In our study, the case of patients visiting the ED with a new health problem and not having medication would be considered to be a NCOM of necessity only if the patient suffered the health problem for at least 7 days and had not received the necessary medication prior to time of the ED visit. This time frame was considered to be long enough in the Spanish National Health System for a patient to visit a family doctor or a general practitioner and therefore to obtain the medication needed. This criterion avoided the overestimation of NCOM prevalence because the accessibility of Spanish EDs makes them the primary gateway for treatment and, consequently, we could have classified many more cases as NCOM of necessity.

The multivariate analysis showed that self-medicated and smoking women belong to the patient group with the highest risk of NCOMs.

Several studies have shown an association between sex and NCOMs, while several others have found no association between these two variables [4143], thereby illustrating the variability in the obtained results mentioned in the Introduction. Interestingly, in those studies (with the exception of the Courtman and Stallings study [44]) that showed an association between gender and NCOM, females were found to have the higher risk of NCOMs [4143].
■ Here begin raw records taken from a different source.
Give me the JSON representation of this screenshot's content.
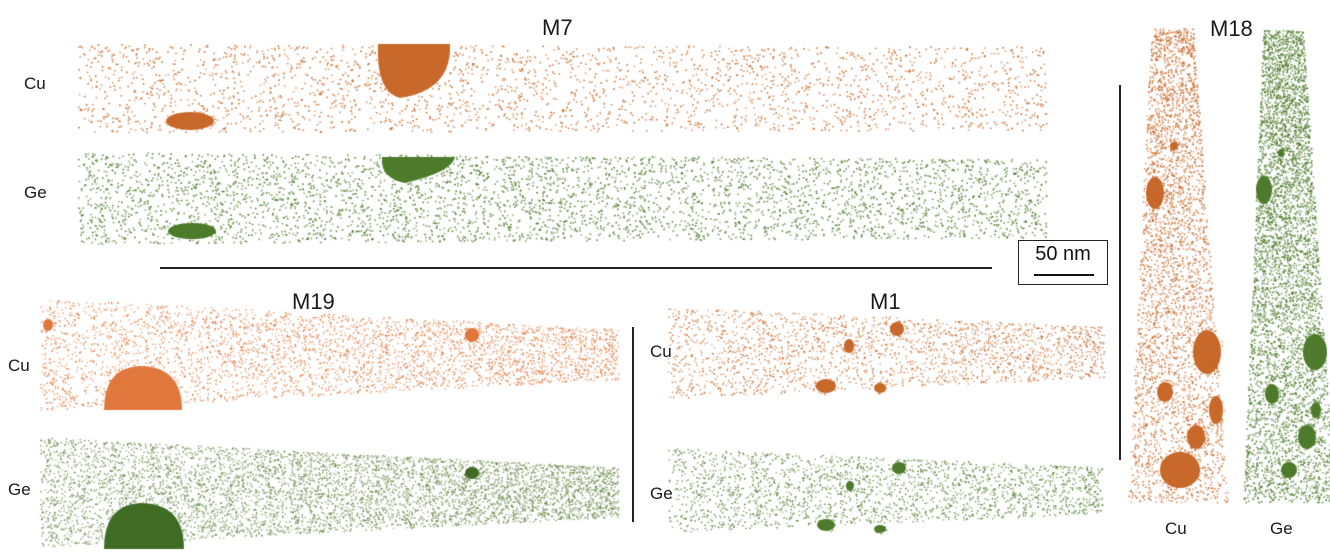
{
  "figure": {
    "panels": [
      {
        "id": "M7",
        "title": "M7",
        "rows": [
          {
            "element": "Cu",
            "color": "#c8682a",
            "shape": "rect"
          },
          {
            "element": "Ge",
            "color": "#4e7a2c",
            "shape": "rect"
          }
        ]
      },
      {
        "id": "M18",
        "title": "M18",
        "columns": [
          {
            "element": "Cu",
            "color": "#c8682a",
            "shape": "vertical"
          },
          {
            "element": "Ge",
            "color": "#4e7a2c",
            "shape": "vertical"
          }
        ]
      },
      {
        "id": "M19",
        "title": "M19",
        "rows": [
          {
            "element": "Cu",
            "color": "#e0783e",
            "shape": "taper"
          },
          {
            "element": "Ge",
            "color": "#6a8a4c",
            "shape": "taper"
          }
        ]
      },
      {
        "id": "M1",
        "title": "M1",
        "rows": [
          {
            "element": "Cu",
            "color": "#c8682a",
            "shape": "taper"
          },
          {
            "element": "Ge",
            "color": "#4e7a2c",
            "shape": "taper"
          }
        ]
      }
    ],
    "scale_bar": {
      "label": "50 nm"
    }
  }
}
The association between self-medication and NCOM variables could be explained by the implications of the self-medication—i.e., it is when the patient selects a drug without the assessment of a healthcare professional, leading to a NCOM. Self-medication is a modifiable behavior, and it is therefore important that this problem receive the appropriate attention.

The association of tobacco and NCOM could be explained based on the implied effect of substances in cigarette smoke on the metabolism of drugs, which would directly affect their effectiveness and/or their safety [45, 46]. However, a more complete study that would consider the singularities of smoking patients (ex-smoker’s diseases, time being a ex-smoker, chronic smoker vs. sporadic one, etc.) should be performed to determine the reliable association of tobacco and NCOMs.

The results of this study focused on the Spanish population, but the data may be of general interest because of the relevance to clinical practice. The prevalence of NCOMs that result in ED visits may vary between countries due to differences in healthcare systems, but this problem likely affects the healthcare systems and patients of all countries. Therefore, our study serves as a starting point for other countries to evaluate the magnitude of NCOMs within their own hospitals. An improved knowledge of the magnitude and effects of these problems on the health of the general population may encourage healthcare administrations to undertake action on these issues.

Conclusion

Approximately 35 % of ED visits are produced by NCOMs, and approximately 15 % of these visits are associated with the need for treatment, while 20 % are associated with drug ineffectiveness. Our results indicate that > 80 % of these NCOM are preventable. The magnitude of medication-related health problems and the high degree of preventability demand the establishment and implementation of patient safety strategies aimed at optimizing the use of medications.

The relevant prevalence of NCOMs determined in this study reveals the necessity of evaluation methods of public health systems. The high preventability of NCOMs that we found in our study demonstrates that it is worthwhile to implement evaluation methods that produce comparable results among European countries. This task should be taken by various health and economic European authorities, such as the European Medicines Agency and the Organization for Economic Co-operation and Development. Actions taken in this direction would benefit millions of European patients.